Your tasks (complete each task in its’ own code chunk, make sure to use echo=TRUE so I can see your code):

  1. Fit a linear mixed model with the response variable as a function of elevation and slope with stand as a random effect. Are the estimated parameters similar to the intial parameters as we defined them?
library(lmerTest)
## Warning: package 'lmerTest' was built under R version 3.5.3
## Loading required package: lme4
## Warning: package 'lme4' was built under R version 3.5.3
## Loading required package: Matrix
## 
## Attaching package: 'lmerTest'
## The following object is masked from 'package:lme4':
## 
##     lmer
## The following object is masked from 'package:stats':
## 
##     step
lmer(resp2~1+elevation+slope+(1|stand))
## Linear mixed model fit by REML ['lmerModLmerTest']

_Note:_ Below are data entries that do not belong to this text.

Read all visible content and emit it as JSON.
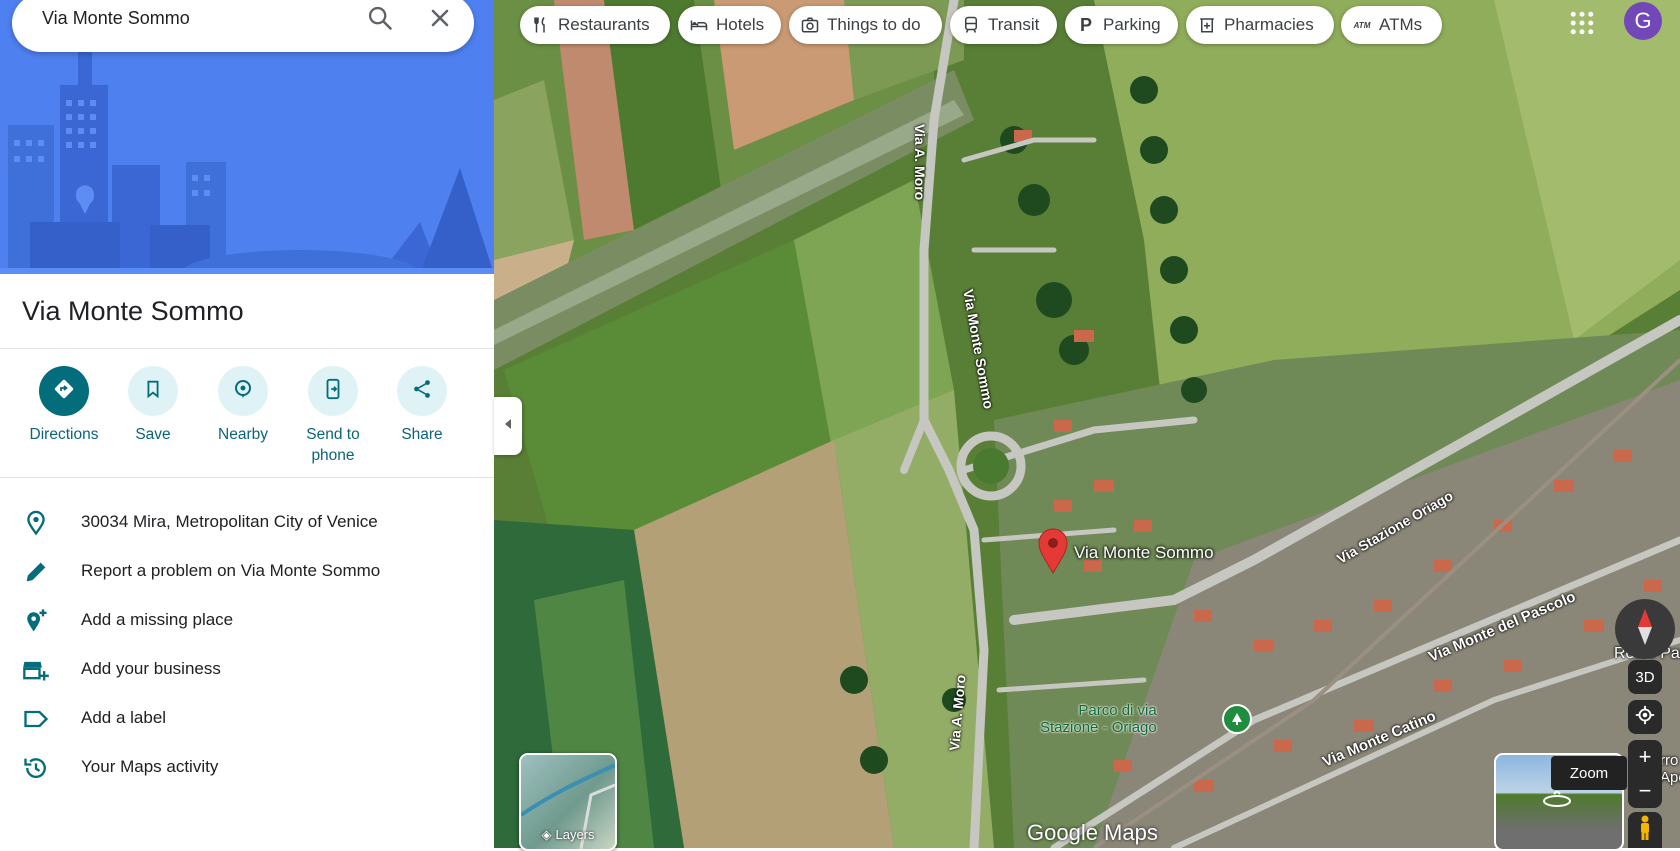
{
  "search": {
    "query": "Via Monte Sommo"
  },
  "place": {
    "title": "Via Monte Sommo"
  },
  "actions": [
    {
      "label": "Directions",
      "icon": "directions-icon"
    },
    {
      "label": "Save",
      "icon": "bookmark-icon"
    },
    {
      "label": "Nearby",
      "icon": "nearby-icon"
    },
    {
      "label": "Send to phone",
      "icon": "send-to-phone-icon"
    },
    {
      "label": "Share",
      "icon": "share-icon"
    }
  ],
  "details": [
    {
      "text": "30034 Mira, Metropolitan City of Venice",
      "icon": "location-pin-icon"
    },
    {
      "text": "Report a problem on Via Monte Sommo",
      "icon": "pencil-icon"
    },
    {
      "text": "Add a missing place",
      "icon": "add-place-icon"
    },
    {
      "text": "Add your business",
      "icon": "add-business-icon"
    },
    {
      "text": "Add a label",
      "icon": "label-icon"
    },
    {
      "text": "Your Maps activity",
      "icon": "history-icon"
    }
  ],
  "chips": [
    {
      "label": "Restaurants",
      "icon": "fork-knife-icon"
    },
    {
      "label": "Hotels",
      "icon": "bed-icon"
    },
    {
      "label": "Things to do",
      "icon": "camera-icon"
    },
    {
      "label": "Transit",
      "icon": "train-icon"
    },
    {
      "label": "Parking",
      "icon": "parking-icon"
    },
    {
      "label": "Pharmacies",
      "icon": "pharmacy-icon"
    },
    {
      "label": "ATMs",
      "icon": "atm-icon"
    }
  ],
  "user": {
    "avatar_letter": "G"
  },
  "map": {
    "pin_label": "Via Monte Sommo",
    "road_labels": {
      "moro_north": "Via A. Moro",
      "monte_sommo": "Via Monte Sommo",
      "moro_south": "Via A. Moro",
      "stazione": "Via Stazione Oriago",
      "pascolo": "Via Monte del Pascolo",
      "catino": "Via Monte Catino"
    },
    "poi": {
      "park": "Parco di via\nStazione - Oriago",
      "pasticceria": "Reale Pasticceria"
    },
    "edge_fragment": "rro\nApo",
    "logo": "Google Maps"
  },
  "controls": {
    "layers_label": "Layers",
    "three_d_label": "3D",
    "zoom_in": "+",
    "zoom_out": "−",
    "zoom_tooltip": "Zoom"
  },
  "colors": {
    "accent": "#046d7b",
    "hero_blue": "#4f7ff0",
    "pin_red": "#e53935",
    "avatar": "#7248b9"
  }
}
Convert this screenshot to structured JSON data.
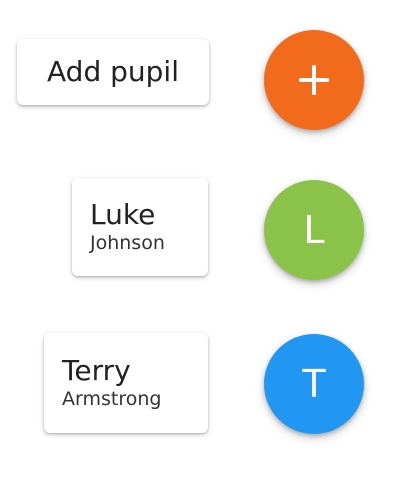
{
  "add_pupil": {
    "label": "Add pupil",
    "icon": "plus-icon",
    "color": "#F26B1D"
  },
  "pupils": [
    {
      "first_name": "Luke",
      "last_name": "Johnson",
      "initial": "L",
      "color": "#8BC34A"
    },
    {
      "first_name": "Terry",
      "last_name": "Armstrong",
      "initial": "T",
      "color": "#2196F3"
    }
  ]
}
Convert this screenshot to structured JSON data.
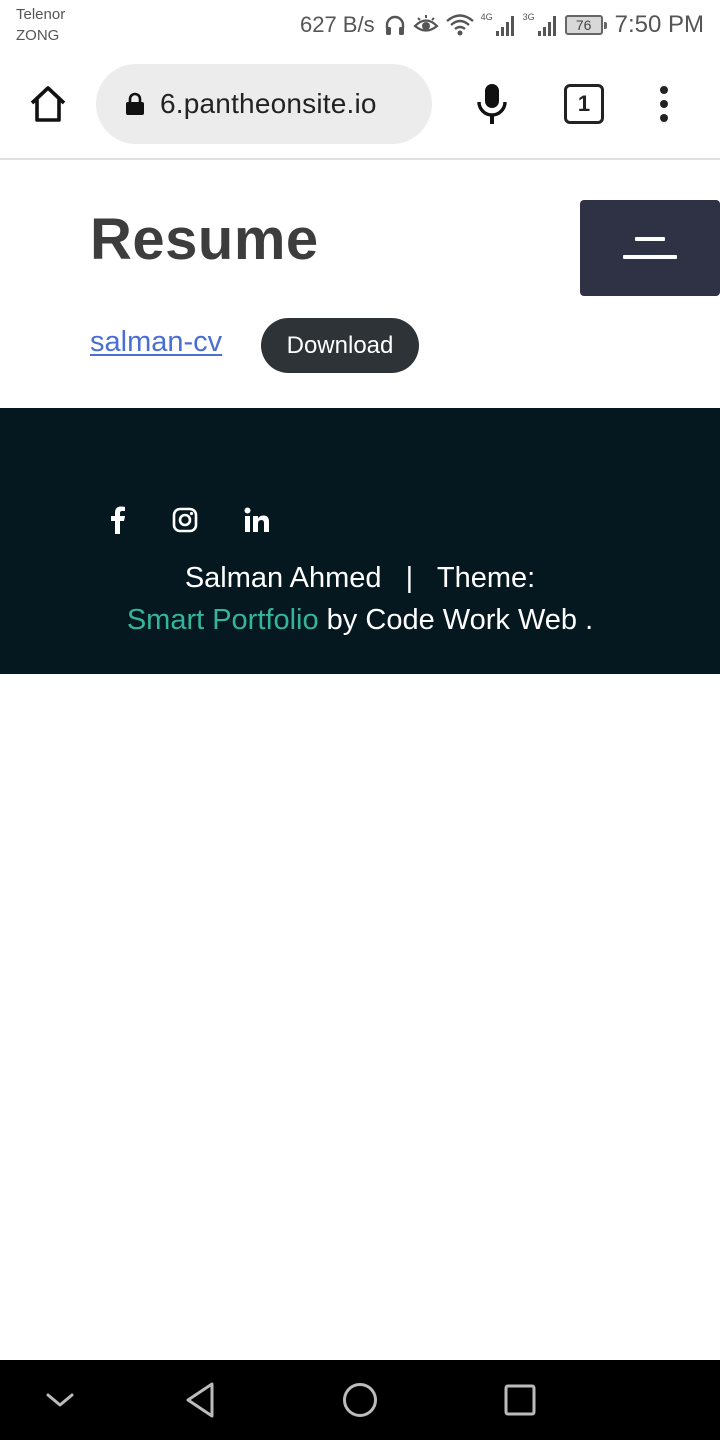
{
  "status_bar": {
    "carrier_1": "Telenor",
    "carrier_2": "ZONG",
    "net_speed": "627 B/s",
    "signal_1_label": "4G",
    "signal_2_label": "3G",
    "battery": "76",
    "time": "7:50 PM"
  },
  "browser": {
    "url": "6.pantheonsite.io",
    "tab_count": "1",
    "icons": [
      "home-icon",
      "lock-icon",
      "mic-icon",
      "tab-switcher-icon",
      "more-vert-icon"
    ]
  },
  "page": {
    "title": "Resume",
    "file_link": "salman-cv",
    "download_label": "Download"
  },
  "footer": {
    "name": "Salman Ahmed",
    "separator": "|",
    "theme_label": "Theme:",
    "theme_name": "Smart Portfolio",
    "by_label": "by",
    "author": "Code Work Web",
    "period": ".",
    "social_icons": [
      "facebook-icon",
      "instagram-icon",
      "linkedin-icon"
    ]
  },
  "colors": {
    "footer_bg": "#051820",
    "theme_link": "#34b59b",
    "download_bg": "#2d3337",
    "menu_bg": "#2f3144",
    "link": "#4a6fd1"
  }
}
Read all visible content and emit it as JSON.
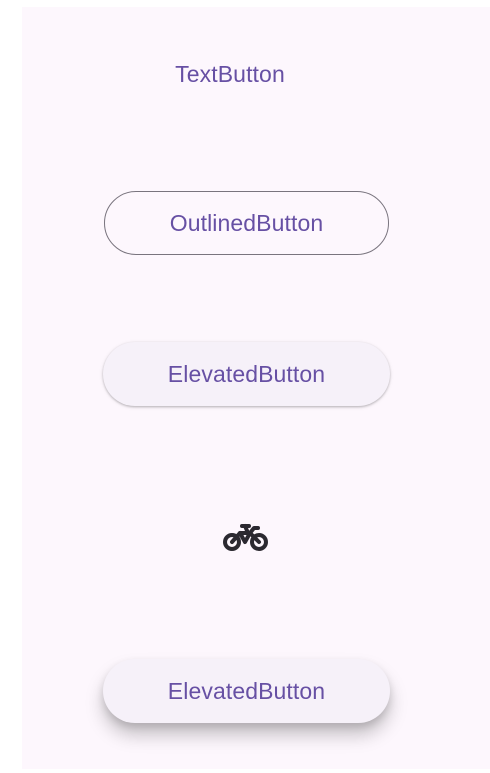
{
  "buttons": {
    "text_button_label": "TextButton",
    "outlined_button_label": "OutlinedButton",
    "elevated_button_label": "ElevatedButton",
    "elevated_button_2_label": "ElevatedButton"
  },
  "icon": {
    "name": "bicycle-icon"
  },
  "colors": {
    "primary": "#6750a4",
    "surface": "#fdf7fd",
    "outline": "#79747e",
    "elevated_surface": "#f6f1f9",
    "icon": "#1c1b1f"
  }
}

## Formula: resp2 ~ 1 + elevation + slope + (1 | stand)
## REML criterion at convergence: 81.9874
## Random effects:
##  Groups   Name        Std.Dev.
##  stand    (Intercept) 1.099   
##  Residual             1.165   
## Number of obs: 20, groups:  stand, 5
## Fixed Effects:
## (Intercept)    elevation        slope  
##   -21.31463      0.02060      0.09511
  1. Create a function for your model and run 1000 simulations of that model.
Y = function(nstand = 5, nplot = 4, b0 = -1, b1 = 0.005, b2 = 0.1, sds = 2, sd = 1){
  stand = rep(LETTERS[1:nstand], each = nplot)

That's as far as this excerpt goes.